Александр Твардовский

   Из радиодонесения в штаб войск Северо-Западного фронта:
   «В ночь на 10.03.42 с боем форсировал реку Полометь. Убито 18 немцев, сожжено 3 автомашины и 2 радиостанции противника. Лошади съедены отсутствием продуктов. Двигаюсь заданный район. Вошел связь партизанами Полкмана.
   Тарасов, Мачихин».
   Над головами десантников немецкие корректировщики. Тогда их называли «рамами», «костылями». Летали очень низко. Замечали малейшее движение днем лыжников.
   Врач Николай Попов вспоминает сегодня:
   «Малоподвижность приводила к обморожению, особенно нижних конечностей. На валенках появились дыры в местах крепления лыж. Во сне люди жались к кострам – горели куртки, валенки, брюки. Загорится вата, тлеет, утаивает огонь внутри – никак не загасить!
   Сперва костры разводили из еловых дров. Они, как известно, в пламени стреляют мелкими искрами. Пусть и небольшие костерки, но ожогов было много. Кое у кого из карманов выпадали патроны. Стрельба! Люди спросонья не понимали, кто и что к чему. Патроны в огне взрывались. Ночью трудно двигаться по лесу – каждый скажет. А мы были на лыжах. Можно представить себе, каково было десантникам, если броски за темное время суток доходили до десятков километров! Под конец рейда обессиленные парашютисты едва шевелились.
   Передвигались мы цепочкой по пробитой, как правило, разведчиками лыжне… Стоит колонне замереть, невольно от усталости облокачиваешься на палки и тотчас засыпаешь. И уже не замечаешь, как люди тронулись вперед. И вдруг удар лыжной палкой по спине: «Двигайся!» Это идущий за тобой требует лыжню. Встрепенешься и стукнешь спящего впереди. Бегом, как можно быстрее, стремишься догнать товарища…»
   «Немцы пытались давить нас морально, – пишет Юрий Данилович Вечтомов из города Перми, бывший замполитрука роты 1-й маневренной воздушно-десантной бригады. – Как-то шли мы в очередной раз на посадочную площадку: авось продукты сбросят! Человек десять было. Лыжню пробили заранее. На полпути от базы старший группы притормозил – впереди что-то чернело. Подкрались, держа автоматы наготове. В снег были вбиты колья. К ним был прикручен десантник, завернутый в плащ-палатку. А воняло свежей палениной. Фашисты пытались сжечь живьем советского парашютиста. Меж кольями дымили головни. Обгорели валенки. Тлела десантная куртка и лоскуты маскхалата. Товарищ наш не подавал признаков жизни.
   На груди жертвы – листовка: «Так будет с каждым из десантников Тарасова, кто не сдастся в плен!» И далее перечислялись фамилии бойцов и командиров, якобы перешедших в стан фашистов.
   Сил у нас было мало.

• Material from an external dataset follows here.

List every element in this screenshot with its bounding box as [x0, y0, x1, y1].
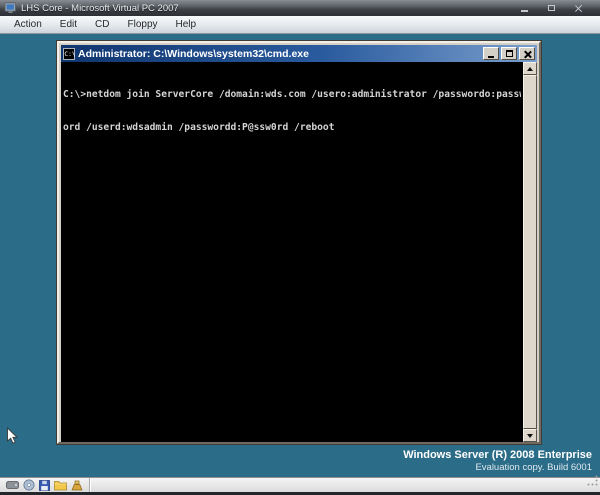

Но, видя такое зверство, ребята готовы были биться с гадами до последней капли крови. Ненависть к врагу закаляла нас.
   Командиры и политработники, комиссары и все комсомольцы и коммунисты рассказывали потом об этом диком факте в беседах на привалах. Наша решимость громить захватчиков удесятерялась».
   «Обморожения ног одолевали нас, – сообщает из Зуевки бывший пулеметчик 4-го ПДБ М.П. Пономарев. – Это настоящая беда! В тех местах, где ступню перетягивали лыжные крепления, появлялись мертвые пятна. Валенки мокрые. Портянки мокрые. А морозы за двадцать градусов…
   Пришлось командирам думать о лесном лагере. Как мы полагали, таковой не входил в расчеты командования в Валдае. Думалось о скоротечной операции. Так нам говорили комиссары. Десантник в тылу врага всегда в движении. А тут раненые и больные – куда их денешь?.. Мы, комсомольцы, горой стояли друг за дружку: сам умирай, а товарища не оставляй в беде! Расчет на деревенских не оправдался – села и хутора заняли немцы. Круговая оборона по кольцу населенных пунктов шла. Вот и таскали боевых друзей на волокушах, на лодочках…
   Когда переправились за речку Полометь, саперы наши построили шалаши из веток в глухом лесу, западнее озера на болоте Невий Мох. Раненых и обмороженных оставили под охраной, а здоровые продолжали выполнять боевые задачи…»
   Из разведывательных схваток, дезорганизовавших тылы окруженной группировки немцев, пожалуй, характерна та, что описал бывший автоматчик 3-го отдельного парашютно-десантного батальона МВДБ-1 Аркадий Афанасьевич Домрачев, поселившийся после войны в городе Нововятске Кировской области.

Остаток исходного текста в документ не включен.